Blood, 15 November 2000, Vol. 96, No. 10, pp. 3656-3659
CORRESPONDENCE
To the editor:
Angiogenesis in acute myeloid leukemia
We have read with interest the report of Padrò et
al1 showing an increased angiogenesis in acute myeloid
leukemia. Recently, other studies published in Blood also
have shown that angiogenesis in acute myeloid leukemias is higher than
in controls2 and that it has an independent prognostic
significance.3 But measurement of angiogenesis in
hematology is still in its infancy, and a consensus on the methodology
and criteria of evaluation is still lacking. Some methods employed in
solid tumors such as CD34 or CD31 immunostaining cannot be used because
of the positivity of leukemic cells for these antigens. In the
aforementioned papers, the increase of angiogenesis has been
demonstrated by using endothelial cell markers such as
immunohistochemistry for von Willebrand factor and
thrombomodulin1 or a monoclonal antibody against
endothelial cells (ULEX-E2) or by measuring vascular
endothelial growth factor (VEGF3), which is considered the
most important soluble mediator of angiogenesis4 and
correlates with microvessel density.5 On the one hand, the
common finding of an increased angiogenesis by using different methods
of measurement validates the results of each report. On the other hand,
however, the disparity of the methods indicates the necessity for more
precise rules in the evaluation of angiogenesis in
hematological diseases.
In this regard, it is well known that, in normal conditions,
angiogenesis may be driven by hypoxia. VEGF may be released by virtually all normal cells and several neoplastic cell lines in response to hypoxia.4 Therefore, it is possible that in
some anemic patients angiogenesis is increased at least in part for the
anemia-related hypoxia. This possible correlation between anemia and
angiogenesis is not taken into account in any of the aforementioned
papers, although anemia is a common symptom in acute leukemias. Because
the hypoxic regulation of VEGF is mediated by the hypoxia-inducible
factor 1 (HIF-1) with a mechanism similar to the hypoxic regulation of
erythropoietin (Epo),6 it is possible to use serum Epo
concentration (which correlates with the hypoxic stimulus) as an
indirect measurement of the amount of hypoxia-related angiogenesis in
each patient.
This argument applies also to controls.
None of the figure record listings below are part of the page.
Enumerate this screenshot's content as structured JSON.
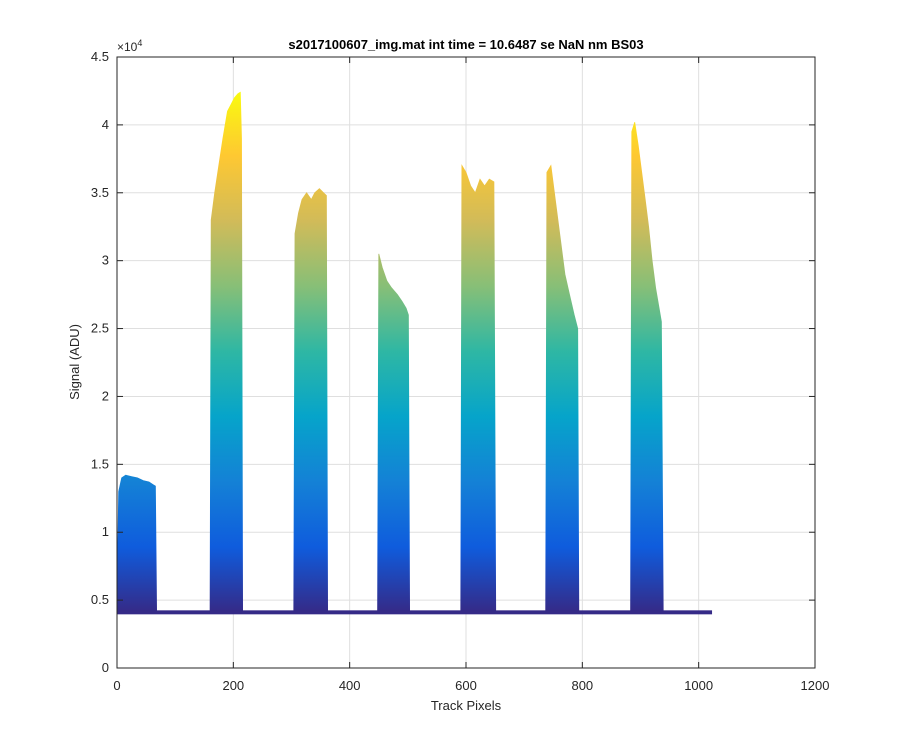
{
  "chart_data": {
    "type": "area",
    "title": "s2017100607_img.mat int time = 10.6487 se  NaN nm BS03",
    "xlabel": "Track Pixels",
    "ylabel": "Signal (ADU)",
    "y_exponent_label": "×10",
    "y_exponent_power": "4",
    "xlim": [
      0,
      1200
    ],
    "ylim": [
      0,
      45000
    ],
    "xticks": [
      0,
      200,
      400,
      600,
      800,
      1000,
      1200
    ],
    "yticks": [
      0,
      0.5,
      1,
      1.5,
      2,
      2.5,
      3,
      3.5,
      4,
      4.5
    ],
    "ytick_labels": [
      "0",
      "0.5",
      "1",
      "1.5",
      "2",
      "2.5",
      "3",
      "3.5",
      "4",
      "4.5"
    ],
    "grid": true,
    "colormap": [
      "#352a87",
      "#0f5cdd",
      "#1481d6",
      "#06a4ca",
      "#2eb7a4",
      "#87bf77",
      "#d1bb59",
      "#fec832",
      "#f9fb0e"
    ],
    "baseline": 4100,
    "x_extent": [
      0,
      1023
    ],
    "series": [
      {
        "points": [
          [
            0,
            5000
          ],
          [
            3,
            13000
          ],
          [
            8,
            14000
          ],
          [
            15,
            14200
          ],
          [
            25,
            14100
          ],
          [
            35,
            14000
          ],
          [
            45,
            13800
          ],
          [
            55,
            13700
          ],
          [
            62,
            13500
          ],
          [
            66,
            13400
          ],
          [
            68,
            4200
          ]
        ]
      },
      {
        "points": [
          [
            160,
            4300
          ],
          [
            162,
            33000
          ],
          [
            168,
            35000
          ],
          [
            175,
            37000
          ],
          [
            182,
            39000
          ],
          [
            190,
            41000
          ],
          [
            196,
            41500
          ],
          [
            202,
            42000
          ],
          [
            208,
            42300
          ],
          [
            212,
            42400
          ],
          [
            214,
            39000
          ],
          [
            216,
            4300
          ]
        ]
      },
      {
        "points": [
          [
            304,
            4300
          ],
          [
            306,
            32000
          ],
          [
            312,
            33500
          ],
          [
            318,
            34500
          ],
          [
            326,
            35000
          ],
          [
            334,
            34500
          ],
          [
            340,
            35000
          ],
          [
            348,
            35300
          ],
          [
            355,
            35000
          ],
          [
            360,
            34800
          ],
          [
            362,
            4300
          ]
        ]
      },
      {
        "points": [
          [
            448,
            4300
          ],
          [
            450,
            30500
          ],
          [
            456,
            29500
          ],
          [
            464,
            28500
          ],
          [
            472,
            28000
          ],
          [
            482,
            27500
          ],
          [
            490,
            27000
          ],
          [
            497,
            26500
          ],
          [
            501,
            26000
          ],
          [
            503,
            4300
          ]
        ]
      },
      {
        "points": [
          [
            591,
            4300
          ],
          [
            593,
            37000
          ],
          [
            600,
            36500
          ],
          [
            608,
            35500
          ],
          [
            616,
            35000
          ],
          [
            624,
            36000
          ],
          [
            632,
            35500
          ],
          [
            640,
            36000
          ],
          [
            648,
            35800
          ],
          [
            651,
            4300
          ]
        ]
      },
      {
        "points": [
          [
            737,
            4300
          ],
          [
            739,
            36500
          ],
          [
            746,
            37000
          ],
          [
            752,
            35000
          ],
          [
            758,
            33000
          ],
          [
            764,
            31000
          ],
          [
            770,
            29000
          ],
          [
            778,
            27500
          ],
          [
            786,
            26000
          ],
          [
            792,
            25000
          ],
          [
            794,
            4300
          ]
        ]
      },
      {
        "points": [
          [
            883,
            4300
          ],
          [
            885,
            39500
          ],
          [
            890,
            40200
          ],
          [
            896,
            38500
          ],
          [
            902,
            36500
          ],
          [
            908,
            34500
          ],
          [
            914,
            32500
          ],
          [
            920,
            30000
          ],
          [
            926,
            28000
          ],
          [
            932,
            26500
          ],
          [
            936,
            25500
          ],
          [
            939,
            4300
          ]
        ]
      }
    ]
  }
}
We think that anemic
patients should not be used as controls in evaluation of angiogenesis because of a possible increase of hypoxia-induced VEGF. In contrast, Padrò and colleagues'1 control patients included
some lymphoma and other "nonmalignant disorders," and Hussong and
colleagues'2 controls included patients with
"cytopenias." Although hemoglobin levels were not reported, it is
possible that some of these subjects were anemic, which would
at least partly explain the increase of angiogenesis observed in some
control patients.
Actually, we have studied the VEGF levels in 2 other
hematological malignancies, multiple myeloma7 and
idiopathic myelofibrosis,8 and have found that in both
diseases there is an increase of circulating VEGF concentrations (and
therefore of angiogenesis) that is not correlated with serum Epo
levels. In the same patients, Epo levels correlate with anemia. We
concluded that in these diseases angiogenesis is increased per se and
not as a consequence of anemia.
We are convinced that the same could happen in AML, and the data
presented by the various authors1-3 are really indicative of a true increase of angiogenesis in acute leukemias. But we think
that the simple measurement of serum Epo levels should be included in
the evaluation of angiogenesis in all of the diseases where anemia is a
common symptom.
Francesco Di Raimondo, Giuseppe A. Palumbo, Maria Pia Azzaro, and Rosario Giustolisi
University of Catania Catania, Italy
References
1.
Padrò T, Ruiz S, Bieker R, et al.
Increased angiogenesis in the bone marrow of patients with acute myeloid leukemia.
Blood.
2000;95:2637-2644[Abstract/Free Full Text].
2.
Hussong JW, Rodgers GM, Shami PJ.
Evidence of increased angiogenesis in patients with acute myeloid leukemia.
Blood.
2000;95:309-313[Abstract/Free Full Text].
3.
Aguayo A, Estey E, Kantarjian H, et al.
Cellular vascular endothelial growth factor is a predictor of outcome in patients with acute myeloid leukemia.
Blood.
1999;94:3717-3721[Abstract/Free Full Text].
4.
Ferrara N, Davis-Smyth T.
Biology of vascular endothelial growth factor.
Endocr Rev.
1997;18:4-25[Abstract/Free Full Text].
5.
Mattern J, Koomagi R, Volm M.
Association of vascular endothelial growth factor expression with intratumoral microvessel density and tumor cell proliferation in human epidermoid lung carcinoma.
Br J Cancer.
1996;73:931-934[Medline]
[Order article via Infotrieve].
6.
Goldberg MA, Schneider TJ.
Similarities between the oxygen-sensing mechanisms regulating the expression of vascular endothelial growth factor and erythropoietin.
J Biol Chem.
1994;269:4355-4361[Abstract/Free Full Text].
7.
Di Raimondo F, Azzaro MP, Palumbo GA, et al.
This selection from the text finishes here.